Singing a Different Tune (Up) (Tune Ups)
Posted in Windshield Wipers on August 09, 2020
Engines required a lot more maintenance in earlier times. You'd have to have your spark plugs, wires, rotors, caps, distributor points, fuel and air filters changed periodically. There were mechanical adjustments of a vehicle's timing, dwell, spark gap and idle mixture, too. Unless you like to tinker with old cars, a lot of those terms won't mean much to you.
That service was called a "tune up" back then, and you can see why. But now, computers have reduced the number of maintenance items, and a tune up is a whole lot different than it used to be. In fact, in some vehicle service facilities, that term is also a thing of the past.

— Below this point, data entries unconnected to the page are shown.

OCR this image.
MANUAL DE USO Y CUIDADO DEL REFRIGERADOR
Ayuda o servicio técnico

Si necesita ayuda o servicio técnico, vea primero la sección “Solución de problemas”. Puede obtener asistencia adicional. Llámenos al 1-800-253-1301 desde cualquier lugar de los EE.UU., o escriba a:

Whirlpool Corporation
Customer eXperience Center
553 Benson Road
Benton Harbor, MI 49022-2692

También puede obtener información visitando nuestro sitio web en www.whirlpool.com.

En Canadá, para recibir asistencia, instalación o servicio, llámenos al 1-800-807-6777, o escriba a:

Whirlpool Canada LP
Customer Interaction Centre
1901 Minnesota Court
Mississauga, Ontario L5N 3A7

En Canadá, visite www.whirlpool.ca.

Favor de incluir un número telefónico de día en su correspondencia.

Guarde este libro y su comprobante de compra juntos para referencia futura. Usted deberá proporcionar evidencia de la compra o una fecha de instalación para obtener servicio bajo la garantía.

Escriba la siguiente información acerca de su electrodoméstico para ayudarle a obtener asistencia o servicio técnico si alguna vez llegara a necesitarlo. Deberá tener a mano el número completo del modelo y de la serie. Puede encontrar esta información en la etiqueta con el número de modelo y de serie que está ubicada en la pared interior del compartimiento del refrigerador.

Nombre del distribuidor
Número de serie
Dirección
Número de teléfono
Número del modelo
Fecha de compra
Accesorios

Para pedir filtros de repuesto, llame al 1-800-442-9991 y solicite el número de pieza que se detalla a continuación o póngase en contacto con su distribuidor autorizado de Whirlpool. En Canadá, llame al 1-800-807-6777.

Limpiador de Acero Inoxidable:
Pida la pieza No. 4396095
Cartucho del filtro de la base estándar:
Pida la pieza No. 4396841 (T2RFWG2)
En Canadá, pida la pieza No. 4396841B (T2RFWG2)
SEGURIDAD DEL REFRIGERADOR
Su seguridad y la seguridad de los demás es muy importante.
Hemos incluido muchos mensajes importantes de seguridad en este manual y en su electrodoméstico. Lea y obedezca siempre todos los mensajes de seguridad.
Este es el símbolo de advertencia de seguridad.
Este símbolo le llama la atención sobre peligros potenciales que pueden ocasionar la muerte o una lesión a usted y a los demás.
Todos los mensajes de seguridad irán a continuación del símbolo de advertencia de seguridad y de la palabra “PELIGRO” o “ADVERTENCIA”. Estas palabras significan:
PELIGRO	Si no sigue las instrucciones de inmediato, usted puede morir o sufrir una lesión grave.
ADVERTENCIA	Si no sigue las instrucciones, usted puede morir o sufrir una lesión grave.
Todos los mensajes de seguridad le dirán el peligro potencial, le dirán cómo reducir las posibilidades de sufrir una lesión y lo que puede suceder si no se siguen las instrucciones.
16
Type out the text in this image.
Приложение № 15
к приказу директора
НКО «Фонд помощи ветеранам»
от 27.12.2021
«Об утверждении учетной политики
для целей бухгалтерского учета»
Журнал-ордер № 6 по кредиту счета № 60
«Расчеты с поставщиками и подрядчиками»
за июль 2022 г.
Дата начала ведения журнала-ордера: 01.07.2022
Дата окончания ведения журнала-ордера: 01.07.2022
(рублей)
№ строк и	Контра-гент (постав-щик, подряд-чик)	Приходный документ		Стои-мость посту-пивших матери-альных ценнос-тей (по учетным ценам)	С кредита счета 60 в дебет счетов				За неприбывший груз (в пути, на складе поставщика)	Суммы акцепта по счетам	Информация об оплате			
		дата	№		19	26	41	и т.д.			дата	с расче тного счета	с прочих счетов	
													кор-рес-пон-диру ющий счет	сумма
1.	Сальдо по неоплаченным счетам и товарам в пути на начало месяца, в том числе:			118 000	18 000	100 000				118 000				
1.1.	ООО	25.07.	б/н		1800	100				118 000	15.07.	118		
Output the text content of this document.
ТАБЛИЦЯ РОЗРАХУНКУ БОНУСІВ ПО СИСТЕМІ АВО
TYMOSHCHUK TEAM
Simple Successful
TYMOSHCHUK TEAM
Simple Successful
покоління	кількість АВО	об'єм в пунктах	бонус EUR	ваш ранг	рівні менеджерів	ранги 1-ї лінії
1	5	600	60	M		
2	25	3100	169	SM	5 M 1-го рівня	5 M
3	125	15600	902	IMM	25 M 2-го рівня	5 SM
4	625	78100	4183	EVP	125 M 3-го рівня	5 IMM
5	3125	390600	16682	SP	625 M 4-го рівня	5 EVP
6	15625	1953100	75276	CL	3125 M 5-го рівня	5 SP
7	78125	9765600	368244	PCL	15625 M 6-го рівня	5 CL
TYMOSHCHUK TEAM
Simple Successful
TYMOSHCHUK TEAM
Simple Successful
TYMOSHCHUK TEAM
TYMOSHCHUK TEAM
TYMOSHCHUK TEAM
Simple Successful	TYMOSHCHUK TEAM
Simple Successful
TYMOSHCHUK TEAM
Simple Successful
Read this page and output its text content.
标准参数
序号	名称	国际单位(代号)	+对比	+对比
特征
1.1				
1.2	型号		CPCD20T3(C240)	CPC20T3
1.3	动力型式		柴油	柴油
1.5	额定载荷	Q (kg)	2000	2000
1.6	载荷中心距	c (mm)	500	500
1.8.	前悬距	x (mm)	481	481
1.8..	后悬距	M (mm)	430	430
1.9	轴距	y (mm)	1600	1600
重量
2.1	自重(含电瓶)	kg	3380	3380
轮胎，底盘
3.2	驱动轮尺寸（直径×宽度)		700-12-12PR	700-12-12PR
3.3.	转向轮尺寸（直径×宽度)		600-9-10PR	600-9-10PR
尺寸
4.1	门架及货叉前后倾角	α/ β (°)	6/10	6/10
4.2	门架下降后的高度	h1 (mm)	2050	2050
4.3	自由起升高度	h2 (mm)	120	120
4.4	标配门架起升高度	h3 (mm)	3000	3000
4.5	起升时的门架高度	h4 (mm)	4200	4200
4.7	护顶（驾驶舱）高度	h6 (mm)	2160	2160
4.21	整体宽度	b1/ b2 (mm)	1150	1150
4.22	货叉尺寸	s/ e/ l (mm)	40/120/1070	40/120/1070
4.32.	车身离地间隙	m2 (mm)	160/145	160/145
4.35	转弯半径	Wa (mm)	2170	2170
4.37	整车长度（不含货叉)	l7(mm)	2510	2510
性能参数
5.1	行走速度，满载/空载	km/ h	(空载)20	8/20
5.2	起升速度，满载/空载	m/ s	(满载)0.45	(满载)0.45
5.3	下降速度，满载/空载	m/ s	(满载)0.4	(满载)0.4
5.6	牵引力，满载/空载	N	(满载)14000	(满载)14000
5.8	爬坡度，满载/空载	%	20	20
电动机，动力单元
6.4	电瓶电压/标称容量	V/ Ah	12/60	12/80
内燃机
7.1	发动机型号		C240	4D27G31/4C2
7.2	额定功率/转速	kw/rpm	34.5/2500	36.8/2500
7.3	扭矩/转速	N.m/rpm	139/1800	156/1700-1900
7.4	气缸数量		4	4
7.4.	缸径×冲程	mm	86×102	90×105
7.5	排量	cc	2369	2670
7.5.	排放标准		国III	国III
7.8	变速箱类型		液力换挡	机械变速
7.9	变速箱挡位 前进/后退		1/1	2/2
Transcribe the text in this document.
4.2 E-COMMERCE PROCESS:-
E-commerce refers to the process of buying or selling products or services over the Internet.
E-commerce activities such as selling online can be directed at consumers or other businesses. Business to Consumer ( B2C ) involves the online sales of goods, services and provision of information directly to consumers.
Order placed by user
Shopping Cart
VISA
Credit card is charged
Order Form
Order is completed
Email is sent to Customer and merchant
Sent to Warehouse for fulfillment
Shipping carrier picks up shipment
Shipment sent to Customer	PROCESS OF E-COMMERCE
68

A tune up of today would more accurately be called simply periodic maintenance. Now, most vehicles still have spark plugs and wires, fuel filters, air filters and PCV valves, and they should be inspected tested and/or replaced at regular intervals. Your vehicle's manufacturer has made recommendations on how often that should be. But it depends on your driving habits. Do you regularly tow a trailer? Do you drive on dusty roads often? Are you driving mostly stop and go in the city? Depending on your answers, to those maintenance intervals might have to be more frequent.
Your service advisor will likely remind you about those "must check" items such as spark plugs and wires, air filter and oxygen sensor. And now that the old-fashioned tune ups don't require you to take your vehicle in for maintenance as often, you can get the same benefit from scheduled oil changes or tire rotations. When your vehicle is in for those, a technician can keep an eye on your other systems (fuel, emissions, ignition) to make sure they are operating correctly.
One thing to remember. When you take your vehicle in for regular service or a specific issue, don't ever hesitate to ask you service advisor to explain what's being done and why. Hey, "In Sync" may have been a boy band of an earlier era, but it's always good for you and your service advisor to be "in sync" when it comes to what maintenance is good for your vehicle.